Tucson skyline (copy)

 

Tourism continues to be big business in Arizona.

The state, which counts tourism as its highest-grossing industry, once again broke records for overall overnight visitors (45.4 million), as well as spending by overnight visitors ($24.4 billion) in 2018. 

Last year also marked the first year that state taxes from tourism-related expenses, such as rental car and hotel stays, topped $1 billion. 

At the annual Governor’s Conference on Tourism in late July, several speakers, including Arizona Office of Tourism Deputy Director Becky Blaine, discussed the importance of tourism to the state’s economy to a packed ballroom inside Tucson’s JW Marriott Starr Pass resort. 

Blaine said the industry’s success is paramount to the Grand Canyon State as a whole, given the immense economic benefit that residents and businesses alike receive from the influx of visitors. 

“Tourism is the number one export for the state. It supports 192,000 jobs, and it reduces the tax burden,” Blaine said. “That visitor spending translates into tax revenue, reduces the tax burden of every Arizona household by more than $1,300 every year.” 

A big reason visitors like to come to Arizona: the state’s many national parks, from the Grand Canyon and Petrified Forest in Northern Arizona to Saguaro National Park in Tucson. 

Blaine believes there’s much work to be done, so the state’s recent goodwill continues unimpeded in the years to come. 

Much of that work revolves around ad campaigns that are targeted at both domestic and international travelers, with the Arizona Office of Tourism working in tandem with local outlets, such as Visit Tucson. 

Blaine said the department’s main goal is to do whatever it takes to convince visitors to enter the state, regardless of what their travel purpose is. 
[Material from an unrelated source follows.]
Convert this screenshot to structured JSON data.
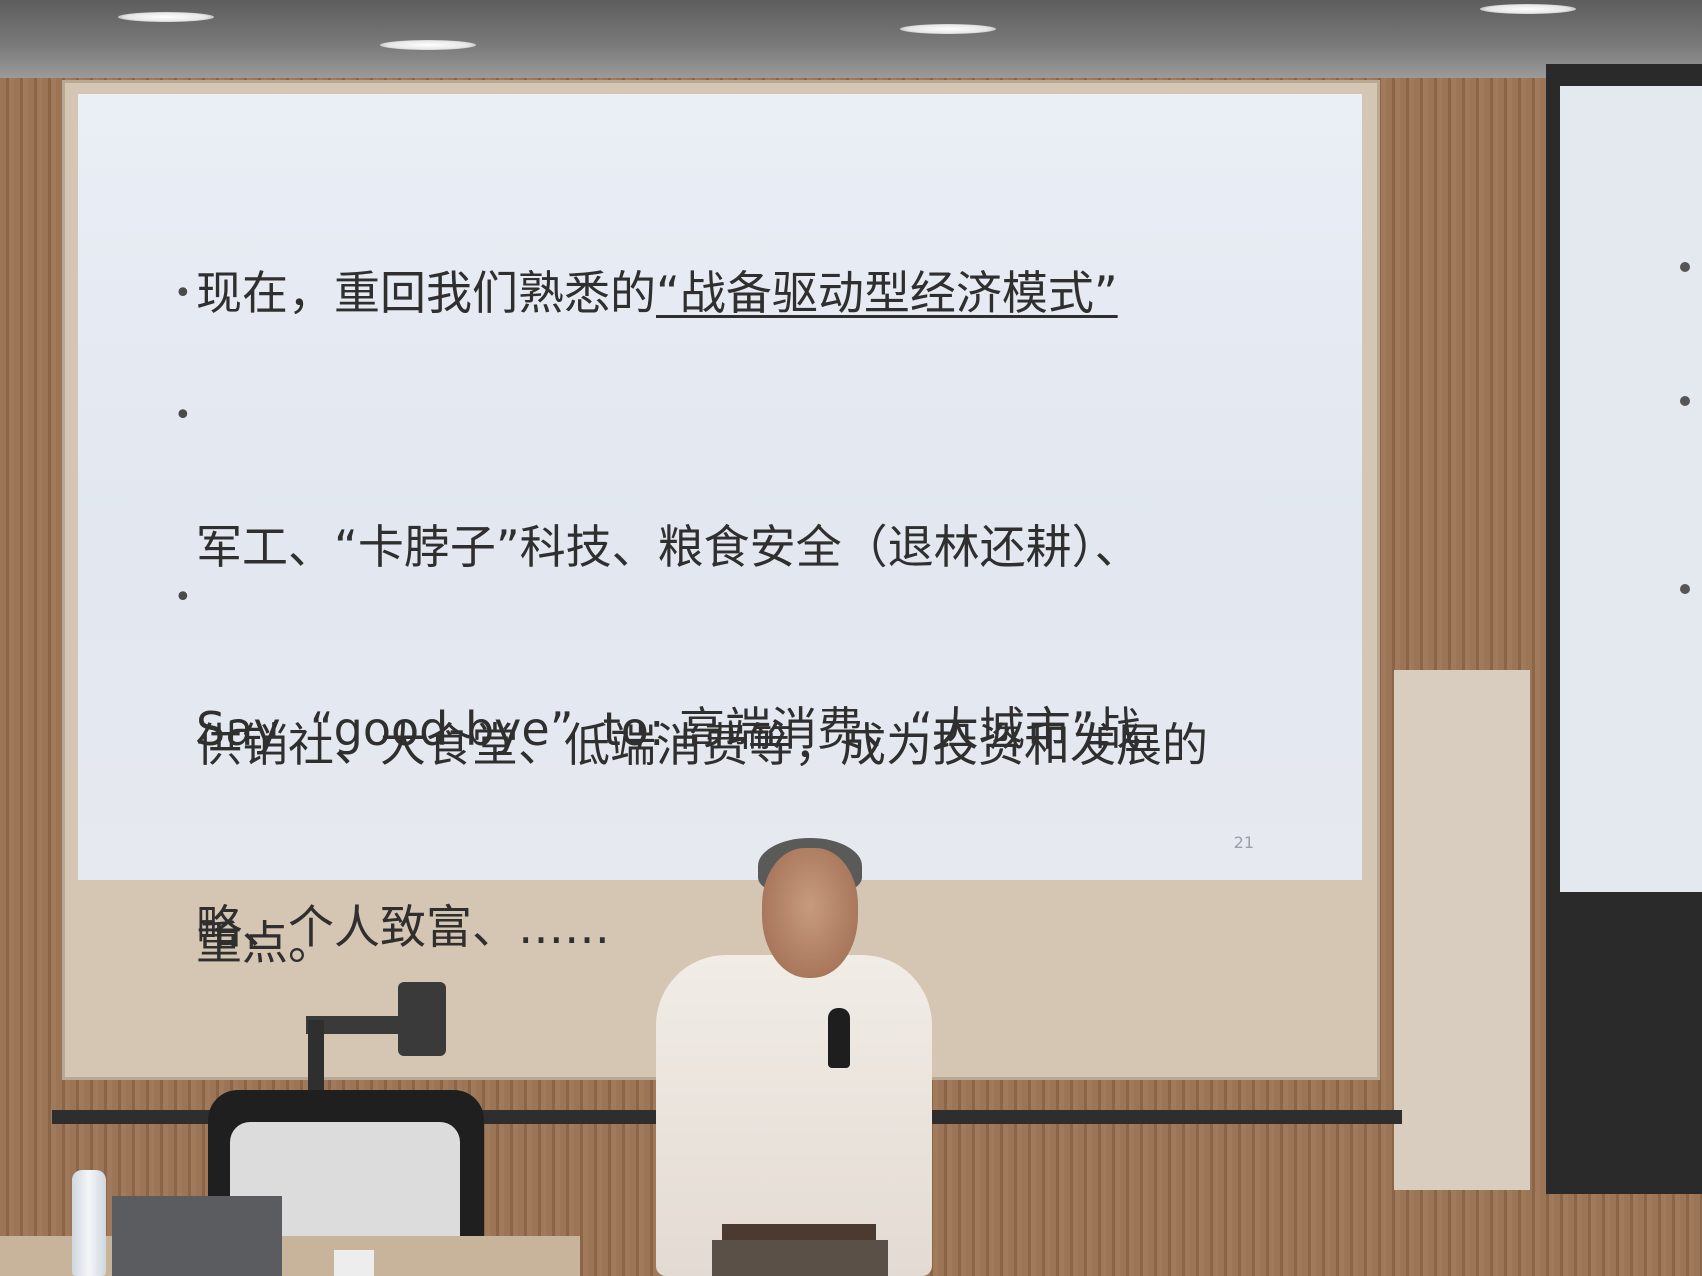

She believes the recent success of the state’s tourism industry, which has seen record-breaking numbers of visitors for three consecutive years, is proof that what they’re doing is working. 

“We are the state’s marketing agency,” she said. “We’re a state agency, so we are tasked with outreach to consumers that are potential visitors to the state of Arizona. We are research-based. Everything we do, we rely on research.” 

Locally, the rise in tourism has been a boon for business, according to Visit Tucson Director of Communications Dan Gibson. 

Gibson said the Southern Arizona agency has worked with the Arizona Office of Tourism to target possible tourists in gathering spots, such as airports and other transportation hubs. 

Such targeted advertising wouldn’t be possible without the help of the Arizona Office of Tourism, according to Gibson, especially when it comes to attracting international tourists. 

“You’re wanting to connect those people with the variety of things that they can do in Arizona, maybe starting at the top at the Grand Canyon and coming down through Cottonwood or Jerome, Phoenix and Scottsdale,” Gibson said. 

He added that the Arizona Office of Tourism “is doing great work in marketing the state as a whole, and then it’s a great opportunity for us to partner with them on some of those larger initiatives.” 

Blaine said the office is currently working with 91 cities and towns and 22 tribal nations in the state, doing whatever they can to promote the business of tourism. 

She believes the AOT’s message is simplistic, given the state’s plethora of attractions, but that their work has avoided falling on deaf ears.  

“Arizona is a welcoming destination, it’s a great place for a vacation,” Blaine said. “Come here, have a great vacation with your family or your spouse and really get to see and experience, not only history and culture, the outdoors, but amazing food and culinary experiences all around the state, as well.”